In March 1835 Robert Jupe, an upholsterer based at 47 Welbeck Street, Cavendish Square, London, applied for a patent on an ‘improved expanding table’ that was ‘so constructed that the sections composing its surface may be caused to diverge from a common center and that the spaces caused thereby may be filled up by inserting leaves or filling pieces’.
From 1835-1840 Jupe was in partnership with John Johnstone of New Bond Street and the company traded under the name Johnstone, Jupe & Co. The partnership dissolved after 1840, and each man set up on his own, each selling tables with Jupe’s patent mechanism but under different trade names, Jupe under his own name and Johnstone with a new partner Jeanes.
Beautifully engineered, the genius of Jupe’s mechanism was that it enabled the table’s radial top to expand with minimal effort to accommodate two different sets of eight leaf inserts, allowing the table to transform into three different sizes.
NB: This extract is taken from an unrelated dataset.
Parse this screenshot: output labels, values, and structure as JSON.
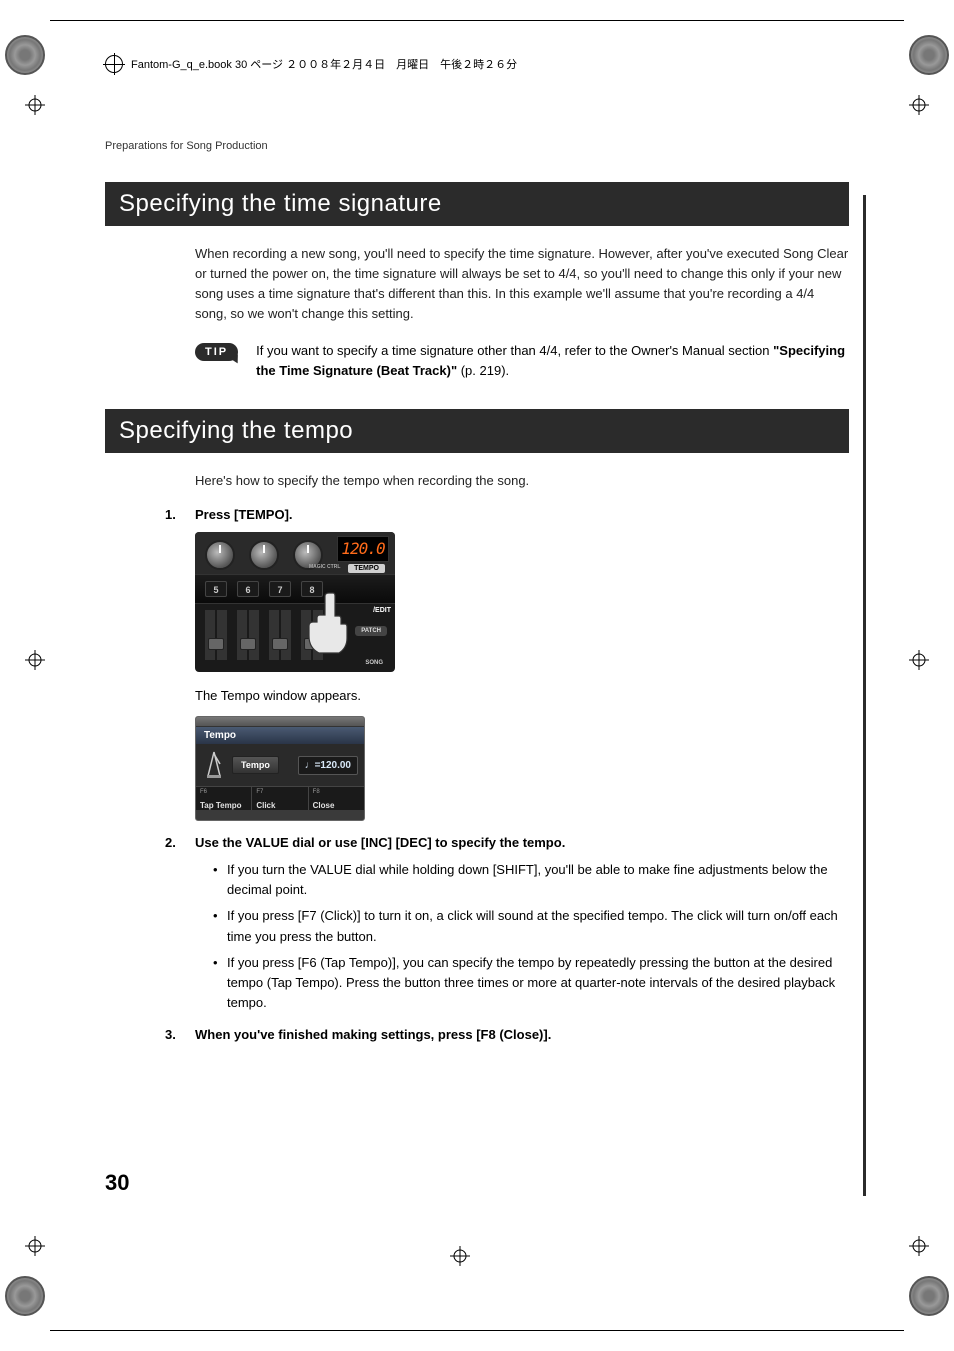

Pedestals and bases could be tailored to the wishes of the buyer, from fairly plain to more exuberantly carved examples like the present lot.
Other closely related Jupe tables are on record, all with the distinct leaf-carved quadripartite base and lion paw feet as the present model. Although of the same design, many are marked with various combinations of Jupe and Johnstone’s company’s names, an interesting detail as the partnerships changed within such a short period.